The public transport in Vienna isn’t alone about the subway. There are driving busses, trams and also the overground train. You do not have an exact date for your first day, when drives began on the subway from Vienna. It was a very complicated system. The initial date in the books is 1898 with all the opening of Otto Wagners citytram – a system which is nearly the same today. We speak from Line 4 and a part of Line 6, known today as modern trains plus 1898 as rail steam locomotive. The real difference is just a matter of changing times.

U-Bahnnetz Wien, 2017

Timetable
1925 was the entire year, where the City Train was reopened being an urban transport system after being electrified by the capital of scotland- Vienna. The operation occurred, however, with streetcar sets.
In 1969, three lines were built: U1, U2 and U4 and connected plenty of places inside the city. Within the time between 1883 and 2000 came two new lines in the center: U3 and U6 and in the following several years to 2028 will build the extension in the lines U1, U2 and U5.

New dates for opening
The 3rd first date from your subway of Vienna was 1976 when the first new subway train ran on the route between Heiligenstadt and Friedensbrucke. This was termed as a “test operation”. In addition, the traveled route have been operational since 1901.
Last although not the least, in 1978, was built the very first new tunnel between Karlsplatz and Reumannplatz. It was opened with big celebrations. Nevertheless, subway trains had been recently around the U4 line for just two years.

1898
I am inclined to see the year 1898 as correct, analogous towards the opening date from the London Underground in 1863: this coming year too a steam locomotive-powered metropolitan railway was opened in open cuts or shallow tunnels and their electrification happened some time later. The initial electric subway in mining tunnels was opened there in 1890, there is however nowhere a reference – the London Underground will not have been opened until 1890. In this sense, 1898 generally seems to me to be acceptable to Bohrkopf.

The midst of a lifetime
After The second world war, it was decided in 1946 to return two-thirds from the area “Greater Vienna” to reduce Austria. The emergence of the “Iron Curtain” and the occupation of Vienna through the four Allies, which lasted until 1955, also acted like a brake on growth. Although a reconstruction-enquiry declared world war 2 project of the Siemens Building Union as a possible official subway network; it absolutely was targeted at a town of three or four million inhabitants, and also today just isn’t in sight.
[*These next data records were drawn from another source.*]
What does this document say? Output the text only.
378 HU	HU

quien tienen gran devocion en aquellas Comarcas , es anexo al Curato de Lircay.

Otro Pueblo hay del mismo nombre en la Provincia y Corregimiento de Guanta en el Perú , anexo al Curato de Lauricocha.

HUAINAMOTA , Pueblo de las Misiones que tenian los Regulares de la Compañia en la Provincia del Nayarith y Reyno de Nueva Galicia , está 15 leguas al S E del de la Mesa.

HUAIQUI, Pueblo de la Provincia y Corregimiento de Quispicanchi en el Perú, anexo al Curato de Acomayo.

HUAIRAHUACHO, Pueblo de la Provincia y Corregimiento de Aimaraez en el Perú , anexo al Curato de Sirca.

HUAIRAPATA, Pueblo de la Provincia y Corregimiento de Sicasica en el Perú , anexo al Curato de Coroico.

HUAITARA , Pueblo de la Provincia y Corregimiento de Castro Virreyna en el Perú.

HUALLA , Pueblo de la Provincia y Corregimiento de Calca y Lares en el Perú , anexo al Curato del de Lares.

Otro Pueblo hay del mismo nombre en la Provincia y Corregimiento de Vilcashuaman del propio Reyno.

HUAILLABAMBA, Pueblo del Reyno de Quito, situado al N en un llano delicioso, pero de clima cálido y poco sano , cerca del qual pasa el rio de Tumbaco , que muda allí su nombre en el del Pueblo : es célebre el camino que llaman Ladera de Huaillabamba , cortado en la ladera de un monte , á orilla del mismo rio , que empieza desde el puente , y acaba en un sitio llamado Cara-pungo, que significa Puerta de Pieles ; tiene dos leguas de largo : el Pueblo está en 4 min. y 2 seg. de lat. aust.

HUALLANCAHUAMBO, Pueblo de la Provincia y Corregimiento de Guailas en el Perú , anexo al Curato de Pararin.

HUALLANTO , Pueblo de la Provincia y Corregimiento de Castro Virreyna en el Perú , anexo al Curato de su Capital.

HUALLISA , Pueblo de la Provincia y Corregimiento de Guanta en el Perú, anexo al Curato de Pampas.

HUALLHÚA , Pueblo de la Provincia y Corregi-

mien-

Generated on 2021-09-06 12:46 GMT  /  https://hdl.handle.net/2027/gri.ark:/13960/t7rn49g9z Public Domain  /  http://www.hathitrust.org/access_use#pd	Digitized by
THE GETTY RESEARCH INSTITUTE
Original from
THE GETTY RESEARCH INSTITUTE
In 1954, Karl Heinrich Brunner therefore presented a streamlined concept – but without the potential for realization. Another utopian project was Rudolf Maculan’s trackless subway (1953).

City Tram
Inside the city, motorized private transport increased strongly from your fifties. The resulting conflict useful in public places roads was then often solved in support of private transport: As in numerous avenues in Europe, the tram network was reduced from 1958, although not as radical such as other cities. The jobs of the abandoned tram lines were transferred mostly to the new bus lines. Over these years, there was clearly also a regrettable politicization with the subway question, because the conservative OVP in the municipal election campaigns in 1954 and 1959 massively advocated for the subway, the dominant SPO and also the housing in the foreground. Roland Rainer’s traffic concept 1961 was accordingly pronounced as U-Bahn enemy. It was assumed that the Viennese subway would result in excessive promotion from the centrality of the inner city.